Slow down, what's the rush ? Your friend has already established that the needs of his children come first. You're going to have to learn to respect that. But right now, you really are worrying about stuff that hasn't happened or might not happened.
Have you even met his children ? if not, how do you know you're going to end up as the wicked witch ? That's my point. there is so much that you just don't know. So, why worry about stuff that you don't have any control over ? Yes, he kids take precedence over you and that doesn't mean that he doesn't care about you. It just means there may be weekends he can't spend with you. And you're going to have to respect that.
Mostly, I think it's really way too early to be worrying about these things. Let's see if the relationship makes it past one year. Then you can ask these questions again.
For now, stop being so possessive and needy. If you're with him a couple of days a week, but not on the weekends, that's not such a dreadful situation. Enjoy the days you are with him and don't worry about days you're not.
Of course you are a human being. Feeling something doesn't make you a bad person. How you act on it is what defines you.
Do you think you are going to start saying nasty comments to your SO about the kids or treating them badly? Are you going to start demanding that your SO only spend time with you?
You might feel like your SO was saying being with you was a huge mistake. I think it would be most productive for your relationship to recognize that in this instance your SO was likely just feeling hurt that his kids didn't seem to miss him, even though he probably missed them. That has nothing to do with how he feels about being with you. I think a lot of parents are a bit sad when told their young kids didn't miss them.

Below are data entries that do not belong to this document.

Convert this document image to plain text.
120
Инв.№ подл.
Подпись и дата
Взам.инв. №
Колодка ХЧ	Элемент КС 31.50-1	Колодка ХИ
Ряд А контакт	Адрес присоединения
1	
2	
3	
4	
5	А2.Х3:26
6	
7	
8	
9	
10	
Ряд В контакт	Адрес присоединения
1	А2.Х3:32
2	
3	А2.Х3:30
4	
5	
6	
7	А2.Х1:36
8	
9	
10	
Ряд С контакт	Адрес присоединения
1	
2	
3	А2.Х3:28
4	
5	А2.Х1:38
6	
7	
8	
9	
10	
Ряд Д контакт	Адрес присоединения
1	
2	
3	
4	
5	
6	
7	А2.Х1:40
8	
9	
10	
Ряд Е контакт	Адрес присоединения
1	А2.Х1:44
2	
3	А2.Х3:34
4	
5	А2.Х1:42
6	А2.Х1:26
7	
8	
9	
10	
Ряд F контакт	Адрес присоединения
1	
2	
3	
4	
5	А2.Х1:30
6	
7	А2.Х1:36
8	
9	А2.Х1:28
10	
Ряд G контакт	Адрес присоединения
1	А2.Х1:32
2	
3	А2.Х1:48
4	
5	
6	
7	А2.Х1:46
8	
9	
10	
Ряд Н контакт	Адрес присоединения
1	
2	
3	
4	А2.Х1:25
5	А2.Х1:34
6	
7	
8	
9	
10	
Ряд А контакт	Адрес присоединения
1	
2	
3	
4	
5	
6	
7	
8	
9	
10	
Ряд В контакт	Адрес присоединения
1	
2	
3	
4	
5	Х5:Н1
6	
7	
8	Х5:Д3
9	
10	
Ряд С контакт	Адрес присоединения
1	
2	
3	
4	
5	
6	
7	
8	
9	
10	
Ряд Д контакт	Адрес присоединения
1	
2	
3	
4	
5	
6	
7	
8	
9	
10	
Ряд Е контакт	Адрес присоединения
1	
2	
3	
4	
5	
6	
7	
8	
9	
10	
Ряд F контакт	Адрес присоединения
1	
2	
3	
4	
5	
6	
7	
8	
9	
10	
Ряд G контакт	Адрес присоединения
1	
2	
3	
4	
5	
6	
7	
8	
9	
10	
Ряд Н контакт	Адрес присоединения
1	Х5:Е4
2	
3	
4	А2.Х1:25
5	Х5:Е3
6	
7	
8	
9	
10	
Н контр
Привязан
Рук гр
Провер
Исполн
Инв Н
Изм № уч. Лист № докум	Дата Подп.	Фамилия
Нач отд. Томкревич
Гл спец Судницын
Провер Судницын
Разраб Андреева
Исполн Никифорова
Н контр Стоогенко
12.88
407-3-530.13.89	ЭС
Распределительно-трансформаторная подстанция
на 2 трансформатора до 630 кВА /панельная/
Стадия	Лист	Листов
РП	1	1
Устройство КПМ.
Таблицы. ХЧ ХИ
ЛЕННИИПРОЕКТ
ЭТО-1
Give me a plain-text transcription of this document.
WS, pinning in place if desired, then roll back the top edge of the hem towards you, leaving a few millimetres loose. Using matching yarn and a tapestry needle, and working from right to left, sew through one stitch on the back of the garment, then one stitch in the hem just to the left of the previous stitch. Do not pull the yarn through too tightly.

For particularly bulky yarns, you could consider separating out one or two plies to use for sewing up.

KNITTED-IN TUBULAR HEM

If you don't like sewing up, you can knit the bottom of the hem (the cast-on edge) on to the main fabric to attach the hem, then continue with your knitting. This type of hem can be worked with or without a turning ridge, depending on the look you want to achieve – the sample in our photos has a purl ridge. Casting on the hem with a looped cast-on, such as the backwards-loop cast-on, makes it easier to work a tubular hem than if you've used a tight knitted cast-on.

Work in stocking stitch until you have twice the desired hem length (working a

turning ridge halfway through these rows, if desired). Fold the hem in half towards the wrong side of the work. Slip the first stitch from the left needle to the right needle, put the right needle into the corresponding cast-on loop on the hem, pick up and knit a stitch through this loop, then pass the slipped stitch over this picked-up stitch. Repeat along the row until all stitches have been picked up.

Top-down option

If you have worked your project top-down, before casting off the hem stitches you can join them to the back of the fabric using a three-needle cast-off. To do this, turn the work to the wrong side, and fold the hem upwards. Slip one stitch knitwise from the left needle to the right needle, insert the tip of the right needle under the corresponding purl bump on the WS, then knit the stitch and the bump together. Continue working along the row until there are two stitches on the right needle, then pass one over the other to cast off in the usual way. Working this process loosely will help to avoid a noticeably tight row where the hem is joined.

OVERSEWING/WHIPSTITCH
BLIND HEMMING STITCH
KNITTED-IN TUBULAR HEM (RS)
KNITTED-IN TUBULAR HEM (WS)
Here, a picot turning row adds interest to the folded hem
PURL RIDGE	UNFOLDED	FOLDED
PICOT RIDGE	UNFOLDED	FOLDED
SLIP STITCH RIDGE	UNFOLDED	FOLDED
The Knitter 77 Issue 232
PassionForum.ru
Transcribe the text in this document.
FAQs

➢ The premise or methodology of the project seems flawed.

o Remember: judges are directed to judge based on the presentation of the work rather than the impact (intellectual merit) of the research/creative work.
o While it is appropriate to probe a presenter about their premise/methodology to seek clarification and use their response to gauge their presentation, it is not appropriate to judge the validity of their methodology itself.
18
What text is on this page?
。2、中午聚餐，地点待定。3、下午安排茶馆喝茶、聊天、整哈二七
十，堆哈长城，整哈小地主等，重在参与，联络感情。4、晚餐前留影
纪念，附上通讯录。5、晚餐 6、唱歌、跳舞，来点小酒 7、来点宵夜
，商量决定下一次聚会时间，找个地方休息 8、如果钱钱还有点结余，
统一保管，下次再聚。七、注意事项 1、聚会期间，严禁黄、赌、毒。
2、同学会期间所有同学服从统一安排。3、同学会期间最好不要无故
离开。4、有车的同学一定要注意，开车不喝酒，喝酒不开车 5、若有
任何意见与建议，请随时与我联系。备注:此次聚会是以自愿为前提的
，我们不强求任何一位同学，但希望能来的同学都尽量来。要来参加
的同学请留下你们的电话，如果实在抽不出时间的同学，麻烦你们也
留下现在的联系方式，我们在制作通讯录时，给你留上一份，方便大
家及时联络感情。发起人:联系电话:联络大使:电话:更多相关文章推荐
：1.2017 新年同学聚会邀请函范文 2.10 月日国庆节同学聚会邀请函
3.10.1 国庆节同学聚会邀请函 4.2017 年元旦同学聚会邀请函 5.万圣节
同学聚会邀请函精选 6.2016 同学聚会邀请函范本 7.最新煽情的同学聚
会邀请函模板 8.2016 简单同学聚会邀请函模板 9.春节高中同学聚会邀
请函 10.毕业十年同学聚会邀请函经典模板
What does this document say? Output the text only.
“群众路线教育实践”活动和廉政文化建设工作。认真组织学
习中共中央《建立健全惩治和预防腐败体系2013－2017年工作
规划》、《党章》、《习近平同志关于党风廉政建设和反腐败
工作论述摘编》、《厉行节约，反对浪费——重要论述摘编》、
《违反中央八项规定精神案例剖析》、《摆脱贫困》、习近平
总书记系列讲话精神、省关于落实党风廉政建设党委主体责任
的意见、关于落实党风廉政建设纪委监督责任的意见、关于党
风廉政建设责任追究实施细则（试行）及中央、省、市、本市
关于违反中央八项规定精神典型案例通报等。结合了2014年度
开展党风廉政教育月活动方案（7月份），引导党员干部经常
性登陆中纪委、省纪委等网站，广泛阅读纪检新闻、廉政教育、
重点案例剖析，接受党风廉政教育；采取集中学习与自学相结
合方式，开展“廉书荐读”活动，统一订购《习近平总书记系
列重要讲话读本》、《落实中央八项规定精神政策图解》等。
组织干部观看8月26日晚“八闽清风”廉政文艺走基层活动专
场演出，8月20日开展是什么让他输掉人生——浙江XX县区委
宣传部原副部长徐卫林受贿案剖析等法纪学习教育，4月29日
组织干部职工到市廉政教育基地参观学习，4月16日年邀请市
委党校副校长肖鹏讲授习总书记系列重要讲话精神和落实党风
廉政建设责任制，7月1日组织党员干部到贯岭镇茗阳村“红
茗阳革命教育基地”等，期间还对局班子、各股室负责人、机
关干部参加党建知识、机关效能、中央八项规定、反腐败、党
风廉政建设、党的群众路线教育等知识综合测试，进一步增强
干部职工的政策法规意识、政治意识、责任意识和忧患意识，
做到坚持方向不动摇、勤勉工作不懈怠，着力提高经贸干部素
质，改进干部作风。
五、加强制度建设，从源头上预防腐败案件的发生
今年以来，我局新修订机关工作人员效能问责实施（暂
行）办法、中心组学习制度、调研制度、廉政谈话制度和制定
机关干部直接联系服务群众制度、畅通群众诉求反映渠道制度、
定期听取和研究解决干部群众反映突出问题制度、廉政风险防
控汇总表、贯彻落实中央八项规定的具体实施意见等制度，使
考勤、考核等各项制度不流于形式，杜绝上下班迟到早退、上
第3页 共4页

Think about what can you do to support him or help him deal with his feelings and you'll probably feel better about yourself.
Fitness Minutes: (1,140)
52 11/3/13 2:50 P
Before I get started, I totally understand any judgement that gets thrown my way-hell, I'm judging myself pretty harshly here.
So, I've been seeing someone for about two months now and it's going really well. He has two young kids and he spends a lot of time looking after them, because his ex is a health worker, so he spends a few nights a week at the children's house looking after them and taking them to school in the morning etc, and he has the kids most weekends. This suits me fine, and coming from divorced parents myself, I feel that that is how it should be-in fact I wish my father had wanted to spend that much time with myself and my brother. Anyway, back to my partner. He comes over and spends about 1 or 2 evenings a week with me, but this weekend just gone, he actually spend Friday night and Saturday with me, and left the kids with his ex. Tonight, he has gone over to their house to look after them, and has texted me saying how down he feels that they didn't seem to miss him, he feels like c*** because of it etc. And all of a sudden, I've gone into this crazy jealous stink eye mode, and I'm really shocked at myself! I don't begrudge his children ANY time with him at all, I think it's the right thing, but I do feel really pouty and angry. And I'm not sure why.
I suddenly have an understanding of how both my mother AND my fathers girlfriend felt when I was a child
I guess I want to know: A) Am I destined to be some wicked stepmother type, B) Am I a b (rhymes with witch) C) Am I crazy or D) is this normal and not something I need to worry about, I'm not a bad person, just a human being?
Again, say what you like about me, I feel like a total c***bag now anyway.